ROME – In a half-hour audience with Pope Francis on Friday, Rome’s Mayor Roberto Gualtieri reported that more than 1,400 public work sites are open across the city in preparation for the Jubilee Year of 2025, and vowed that the city will be “not only cleaner and more presentable, but also more supportive and inclusive” during the year-long Catholic festival.
Gualtieri presented Pope Francis with a book illustrating 184 principal projects for the Holy Year which, he said, will “change the face” of the city.
“We’re working without pause,” Gaultieri said, acknowledging that preparations for the Jubilee Year got off to a slow start because of the collapse of the former government of Prime Minister Mario Draghi in late 2022, which, he said, caused a 7-8 month delay in approving the necessary legislation.
Nevertheless, Gualtieri said, the city is scrambling to catch up, including authorizing overtime for crews to work on some projects overnight, from 9 pm to 6 am, in part to speed up completion and in part to ease traffic burdens created by the work sites.
Gualtieri acknowledged that the various constructions projects across town are creating no shortage of disruptions, adding to the city’s already notoriously congested traffic situation, but said that “without work sites, there’s no future for the city.”
In terms of specific improvements anticipated for the Jubilee Year, Gualtieri cited five projects in particular in the vicinity of the Vatican.
In each case, Gualtieri vowed, the result will be “a qualitative leap in terms of beautification and use of the area.”

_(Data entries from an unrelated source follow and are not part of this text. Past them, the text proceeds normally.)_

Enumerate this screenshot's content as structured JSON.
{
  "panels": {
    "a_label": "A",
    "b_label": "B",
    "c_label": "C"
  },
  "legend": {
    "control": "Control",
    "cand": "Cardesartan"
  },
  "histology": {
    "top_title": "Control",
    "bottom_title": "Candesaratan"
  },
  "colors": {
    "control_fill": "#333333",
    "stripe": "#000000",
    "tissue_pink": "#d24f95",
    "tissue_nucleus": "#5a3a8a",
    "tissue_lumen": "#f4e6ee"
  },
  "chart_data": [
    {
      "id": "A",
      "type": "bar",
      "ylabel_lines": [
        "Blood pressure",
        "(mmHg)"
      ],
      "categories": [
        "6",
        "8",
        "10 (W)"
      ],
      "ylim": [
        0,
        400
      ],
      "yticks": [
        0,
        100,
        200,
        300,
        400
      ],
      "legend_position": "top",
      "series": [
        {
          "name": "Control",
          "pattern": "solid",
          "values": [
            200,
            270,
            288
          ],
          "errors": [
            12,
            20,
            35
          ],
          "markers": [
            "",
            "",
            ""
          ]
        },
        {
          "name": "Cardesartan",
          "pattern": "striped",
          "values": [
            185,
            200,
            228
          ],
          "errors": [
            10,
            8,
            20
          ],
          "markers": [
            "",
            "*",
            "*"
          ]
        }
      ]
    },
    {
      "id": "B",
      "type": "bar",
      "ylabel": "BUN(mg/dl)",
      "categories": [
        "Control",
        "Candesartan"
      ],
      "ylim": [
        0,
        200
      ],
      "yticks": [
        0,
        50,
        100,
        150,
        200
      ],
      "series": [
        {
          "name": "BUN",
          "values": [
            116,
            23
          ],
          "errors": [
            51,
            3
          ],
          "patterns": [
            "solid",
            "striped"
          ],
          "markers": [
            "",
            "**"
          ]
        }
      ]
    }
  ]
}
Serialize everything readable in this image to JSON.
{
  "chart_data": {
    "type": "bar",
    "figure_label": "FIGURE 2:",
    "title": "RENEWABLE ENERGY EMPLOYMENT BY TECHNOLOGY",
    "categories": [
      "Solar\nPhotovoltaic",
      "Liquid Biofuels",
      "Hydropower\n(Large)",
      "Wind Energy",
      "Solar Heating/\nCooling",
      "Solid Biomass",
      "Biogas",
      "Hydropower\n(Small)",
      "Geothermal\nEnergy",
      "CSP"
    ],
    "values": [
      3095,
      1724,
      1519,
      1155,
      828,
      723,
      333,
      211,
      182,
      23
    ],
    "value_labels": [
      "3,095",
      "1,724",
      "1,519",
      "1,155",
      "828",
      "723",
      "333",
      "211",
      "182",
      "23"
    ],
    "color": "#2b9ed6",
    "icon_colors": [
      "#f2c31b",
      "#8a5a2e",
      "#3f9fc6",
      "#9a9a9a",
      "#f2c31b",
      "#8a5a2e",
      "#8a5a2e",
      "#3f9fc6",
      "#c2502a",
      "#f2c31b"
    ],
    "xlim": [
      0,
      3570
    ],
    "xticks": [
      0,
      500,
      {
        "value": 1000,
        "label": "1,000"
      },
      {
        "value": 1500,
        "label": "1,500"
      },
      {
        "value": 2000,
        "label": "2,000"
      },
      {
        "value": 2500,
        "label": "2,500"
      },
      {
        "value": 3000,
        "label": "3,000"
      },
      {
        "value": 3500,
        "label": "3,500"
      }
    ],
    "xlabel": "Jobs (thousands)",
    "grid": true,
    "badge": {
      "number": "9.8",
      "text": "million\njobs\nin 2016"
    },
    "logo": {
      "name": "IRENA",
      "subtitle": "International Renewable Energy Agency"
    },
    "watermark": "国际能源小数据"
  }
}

In addition, Gualtieri also sketched improvements in other areas of urban life he anticipates being in place by 2025, including city-wide 5G internet coverage, as well as enhancements in public transportation such as the addition of 400 new buses and 120 new electric trams. He also promised improvements in ancillary services, noting that in 2021 an estimated 25 percent of the escalators in the city’s metro system didn’t work, a share now believed to be at ten percent, and which he said will be at five percent when the holy year opens.